No-Deal. May’s Deal. Managed Withdrawal. People’s Vote. Irish backstop.
Brexit has introduced a whole range of new terms to our public lexicon. It would also not be unfair to say that Brexit appears to have introduced a whole new tone to our public discourse- a tone of acrimony and anger; hostility and hate. Certainly, it is an issue that has divided the country cutting right across political, geographic and social lines.
For those of us involved in reconciliation work this might seem like an opportunity for us to step in. Surely if Brexit has created anything it is the urgent need for reconciliation at all levels of British society.
This does, however, leave many of us in something of a quandary. As is the case with all of these epochal decisions, most of us feel fairly invested in this debate in a partisan way. Especially working for the Reconciliation Ministry here in Coventry- a ministry with many partners in Continental Europe and a long association with the broader European project (which extends far beyond the formal structures of the European Union)- it can seem hard to stand back and speak of reconciliation between two warring factions when you feel very much part of one of those factions.

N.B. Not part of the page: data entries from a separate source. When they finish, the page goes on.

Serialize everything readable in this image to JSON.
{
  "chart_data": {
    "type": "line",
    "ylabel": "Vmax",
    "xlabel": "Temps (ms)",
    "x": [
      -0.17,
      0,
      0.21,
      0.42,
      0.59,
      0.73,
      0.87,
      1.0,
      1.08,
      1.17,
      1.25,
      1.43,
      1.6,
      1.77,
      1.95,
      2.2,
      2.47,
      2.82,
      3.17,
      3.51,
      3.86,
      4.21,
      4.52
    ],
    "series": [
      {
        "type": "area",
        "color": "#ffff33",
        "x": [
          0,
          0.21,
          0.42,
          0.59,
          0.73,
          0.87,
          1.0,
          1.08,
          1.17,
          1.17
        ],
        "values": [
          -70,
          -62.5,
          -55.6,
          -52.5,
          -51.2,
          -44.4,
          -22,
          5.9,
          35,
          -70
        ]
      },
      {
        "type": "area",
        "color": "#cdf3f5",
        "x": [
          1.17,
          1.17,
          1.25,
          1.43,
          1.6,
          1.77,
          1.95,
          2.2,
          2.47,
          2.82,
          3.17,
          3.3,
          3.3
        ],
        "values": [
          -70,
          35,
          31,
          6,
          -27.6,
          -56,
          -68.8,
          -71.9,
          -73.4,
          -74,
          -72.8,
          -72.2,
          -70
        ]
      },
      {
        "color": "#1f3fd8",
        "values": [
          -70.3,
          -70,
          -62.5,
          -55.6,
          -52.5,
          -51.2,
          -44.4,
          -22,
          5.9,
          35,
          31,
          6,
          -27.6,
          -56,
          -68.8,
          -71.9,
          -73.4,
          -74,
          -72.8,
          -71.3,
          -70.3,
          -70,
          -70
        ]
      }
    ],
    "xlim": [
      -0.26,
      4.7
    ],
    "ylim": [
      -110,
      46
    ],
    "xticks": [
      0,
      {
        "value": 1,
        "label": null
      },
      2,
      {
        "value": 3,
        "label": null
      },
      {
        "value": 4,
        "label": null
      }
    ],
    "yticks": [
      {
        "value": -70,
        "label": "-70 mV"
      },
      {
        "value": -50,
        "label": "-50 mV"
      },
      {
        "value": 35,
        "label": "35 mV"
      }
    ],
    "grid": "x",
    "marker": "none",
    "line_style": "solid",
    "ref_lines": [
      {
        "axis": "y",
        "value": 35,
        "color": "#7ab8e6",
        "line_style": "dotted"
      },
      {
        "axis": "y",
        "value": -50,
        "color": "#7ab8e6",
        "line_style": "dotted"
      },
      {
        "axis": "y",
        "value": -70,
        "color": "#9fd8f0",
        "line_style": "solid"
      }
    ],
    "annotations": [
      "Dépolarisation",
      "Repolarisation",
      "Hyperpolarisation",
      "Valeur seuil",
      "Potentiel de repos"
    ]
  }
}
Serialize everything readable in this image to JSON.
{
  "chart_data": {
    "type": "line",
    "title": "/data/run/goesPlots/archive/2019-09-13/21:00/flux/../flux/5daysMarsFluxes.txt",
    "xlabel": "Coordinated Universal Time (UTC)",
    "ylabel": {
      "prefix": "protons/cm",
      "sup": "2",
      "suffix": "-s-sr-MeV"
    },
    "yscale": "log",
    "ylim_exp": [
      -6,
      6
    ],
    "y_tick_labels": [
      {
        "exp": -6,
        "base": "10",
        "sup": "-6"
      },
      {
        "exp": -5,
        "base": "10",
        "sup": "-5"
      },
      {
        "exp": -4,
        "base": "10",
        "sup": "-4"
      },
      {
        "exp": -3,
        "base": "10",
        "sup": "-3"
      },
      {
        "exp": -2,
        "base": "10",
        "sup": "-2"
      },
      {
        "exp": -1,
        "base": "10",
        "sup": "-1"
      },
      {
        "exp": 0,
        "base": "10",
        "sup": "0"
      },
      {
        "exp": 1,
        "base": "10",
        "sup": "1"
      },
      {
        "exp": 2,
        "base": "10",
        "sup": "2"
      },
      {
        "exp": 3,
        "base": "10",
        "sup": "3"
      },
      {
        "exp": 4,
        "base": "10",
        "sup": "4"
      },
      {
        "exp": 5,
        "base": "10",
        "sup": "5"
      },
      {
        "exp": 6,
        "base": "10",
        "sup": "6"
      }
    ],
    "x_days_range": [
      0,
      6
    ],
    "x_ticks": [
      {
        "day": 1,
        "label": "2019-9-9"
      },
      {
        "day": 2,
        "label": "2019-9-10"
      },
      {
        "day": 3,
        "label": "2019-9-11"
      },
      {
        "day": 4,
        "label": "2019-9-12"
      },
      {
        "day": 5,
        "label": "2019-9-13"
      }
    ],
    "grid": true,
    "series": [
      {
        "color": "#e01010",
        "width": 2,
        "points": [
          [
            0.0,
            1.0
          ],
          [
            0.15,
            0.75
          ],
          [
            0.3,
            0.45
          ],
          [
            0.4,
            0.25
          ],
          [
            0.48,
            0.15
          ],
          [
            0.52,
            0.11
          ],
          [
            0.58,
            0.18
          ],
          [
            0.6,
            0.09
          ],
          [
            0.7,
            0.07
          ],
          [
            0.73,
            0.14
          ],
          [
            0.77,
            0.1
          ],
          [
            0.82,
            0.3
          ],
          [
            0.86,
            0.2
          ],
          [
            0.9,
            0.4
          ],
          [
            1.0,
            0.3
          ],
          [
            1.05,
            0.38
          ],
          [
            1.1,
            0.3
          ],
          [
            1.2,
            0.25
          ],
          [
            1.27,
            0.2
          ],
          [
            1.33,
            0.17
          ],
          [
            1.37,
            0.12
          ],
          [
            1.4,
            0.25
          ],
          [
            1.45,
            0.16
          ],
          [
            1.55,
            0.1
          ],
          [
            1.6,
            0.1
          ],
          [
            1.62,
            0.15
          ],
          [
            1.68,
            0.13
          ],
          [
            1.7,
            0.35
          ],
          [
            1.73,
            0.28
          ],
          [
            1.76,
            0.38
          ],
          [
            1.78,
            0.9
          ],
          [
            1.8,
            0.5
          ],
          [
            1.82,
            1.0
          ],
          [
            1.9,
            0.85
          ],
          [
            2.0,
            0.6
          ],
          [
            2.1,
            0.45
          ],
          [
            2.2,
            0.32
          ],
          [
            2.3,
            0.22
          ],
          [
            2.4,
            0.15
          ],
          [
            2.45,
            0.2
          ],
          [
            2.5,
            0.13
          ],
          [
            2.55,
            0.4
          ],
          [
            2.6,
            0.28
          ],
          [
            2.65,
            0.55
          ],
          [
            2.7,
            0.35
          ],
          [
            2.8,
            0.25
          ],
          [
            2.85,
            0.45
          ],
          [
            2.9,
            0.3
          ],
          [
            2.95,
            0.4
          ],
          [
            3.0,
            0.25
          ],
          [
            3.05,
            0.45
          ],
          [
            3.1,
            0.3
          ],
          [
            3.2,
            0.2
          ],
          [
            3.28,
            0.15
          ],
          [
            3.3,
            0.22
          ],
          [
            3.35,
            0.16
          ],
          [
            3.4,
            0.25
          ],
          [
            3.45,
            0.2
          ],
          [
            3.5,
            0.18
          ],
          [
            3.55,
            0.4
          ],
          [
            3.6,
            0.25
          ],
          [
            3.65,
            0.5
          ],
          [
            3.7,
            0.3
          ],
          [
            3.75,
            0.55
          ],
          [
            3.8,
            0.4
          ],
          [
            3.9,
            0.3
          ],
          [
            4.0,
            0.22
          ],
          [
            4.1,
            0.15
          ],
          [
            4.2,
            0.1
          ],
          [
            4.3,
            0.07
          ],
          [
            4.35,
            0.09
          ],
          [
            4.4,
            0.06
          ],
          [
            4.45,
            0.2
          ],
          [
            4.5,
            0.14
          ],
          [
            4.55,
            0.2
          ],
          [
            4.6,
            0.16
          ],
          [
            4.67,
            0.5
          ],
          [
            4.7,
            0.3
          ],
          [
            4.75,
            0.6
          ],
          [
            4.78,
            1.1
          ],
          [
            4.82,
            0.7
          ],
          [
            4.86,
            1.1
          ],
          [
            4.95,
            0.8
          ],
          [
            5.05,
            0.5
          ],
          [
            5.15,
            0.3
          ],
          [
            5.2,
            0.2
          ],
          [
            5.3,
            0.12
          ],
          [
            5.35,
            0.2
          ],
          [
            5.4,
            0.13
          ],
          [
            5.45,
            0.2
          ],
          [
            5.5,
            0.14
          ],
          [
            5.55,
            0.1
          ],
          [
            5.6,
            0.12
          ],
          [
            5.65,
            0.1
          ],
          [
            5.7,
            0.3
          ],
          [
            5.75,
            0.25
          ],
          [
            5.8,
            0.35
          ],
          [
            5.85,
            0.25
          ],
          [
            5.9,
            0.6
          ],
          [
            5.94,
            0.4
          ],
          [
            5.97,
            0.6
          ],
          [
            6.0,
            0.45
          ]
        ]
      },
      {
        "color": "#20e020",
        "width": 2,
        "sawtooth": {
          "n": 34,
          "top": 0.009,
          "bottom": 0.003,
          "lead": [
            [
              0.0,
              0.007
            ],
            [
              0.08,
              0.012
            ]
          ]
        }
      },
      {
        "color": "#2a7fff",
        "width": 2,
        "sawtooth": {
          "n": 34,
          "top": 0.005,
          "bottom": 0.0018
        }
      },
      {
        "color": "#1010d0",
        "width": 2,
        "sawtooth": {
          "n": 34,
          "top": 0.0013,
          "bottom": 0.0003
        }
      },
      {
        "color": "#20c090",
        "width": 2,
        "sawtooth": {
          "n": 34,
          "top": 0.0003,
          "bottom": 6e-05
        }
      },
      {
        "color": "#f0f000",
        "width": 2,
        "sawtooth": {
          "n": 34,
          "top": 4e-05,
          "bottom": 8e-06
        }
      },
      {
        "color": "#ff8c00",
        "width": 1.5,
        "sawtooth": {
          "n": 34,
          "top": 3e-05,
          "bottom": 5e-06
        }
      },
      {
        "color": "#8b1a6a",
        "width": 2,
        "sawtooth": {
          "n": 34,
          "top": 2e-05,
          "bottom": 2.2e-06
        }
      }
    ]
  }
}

For me, this is a feeling only highlighted by generational politics. Recent polling suggests upwards of 80% of those in the 18-24 age bracket would vote to remain in the EU- in sharp contrast to the much more Eurosceptic older generation. In conjunction with the disproportionate weight given to older voters in policy discussions (disproportionate, but not politically unwise given their propensity to vote), this has certainly produced an air of grievance amongst many younger people who feel as if decisions that weigh heavily in their future are being made without consulting them.
In an opinion piece such as this, I would be expected to reveal that I don’t find the above convincing and that. I would argue that, in fact, Brexit presents a wonderful range of opportunities for young reconcilers such as myself who are committed to the European project. It would be a wonderful “aha” moment and all would be well.
Unfortunately, that would be a lie. I don’t have any idea what an answer to the above dilemma is. To my mind, either I have to pretend that I’m somehow impartial on Brexit, or I have to acknowledge that I cannot be seriously involved in reconciliation surrounding Brexit. I would imagine this is a dilemma shared by the majority of those in the UK concerned with reconciliation- few of us could claim impartiality in the Brexit debate.
I am, at least, comforted by the knowledge that Brexit is far from the first conflict in history that has left reconcilers in a difficult position between a cause or side they strongly believe in and a need to reconcile opposing sides. One can hardly imagine that Desmond Tutu could claim impartiality in post-apartheid South Africa for example.
In fact I have a suspicion, a hope even, that most reconcilers are familiar with this problem- with trying to reconcile a scenario where we strongly identify with one side.
This makes reconciliation messy. It erodes the idea that reconcilers can stand above from a conflict and help make things better while not becoming part of that conflict. For Christians, this should be neither surprising, nor distressing.
If I am permitted a brief theological digression- Christians understand all reconciliation between people as only possible because of the reconciliation that has occurred between humanity and God. The Greek of 2 Corinthians 5 is clear that the ministry of reconciliation is not just given to us but placed inside us by the reconciliation of God to humanity through Jesus Christ. This divine reconciliation did not see God standing above the conflict- in the person of Jesus Christ very much got “stuck in” to our conflicts. Therefore, surely, true Reconciliation is not only often messy- but always messy, because reconcilers cannot but become part of a conflict.
And so, to bring things to a close, I can unashamedly say I am an opponent of Brexit and share this with many of my colleagues and yet this does not preclude our ability to do reconciling work in and around the Brexit debate. In fact, as a parting provocation, perhaps partisan involvement in the conflict- taking a stand either for or against- is necessary to reconcile the conflict. God only reconciled our conflicts by getting stuck in- perhaps the same is true for us.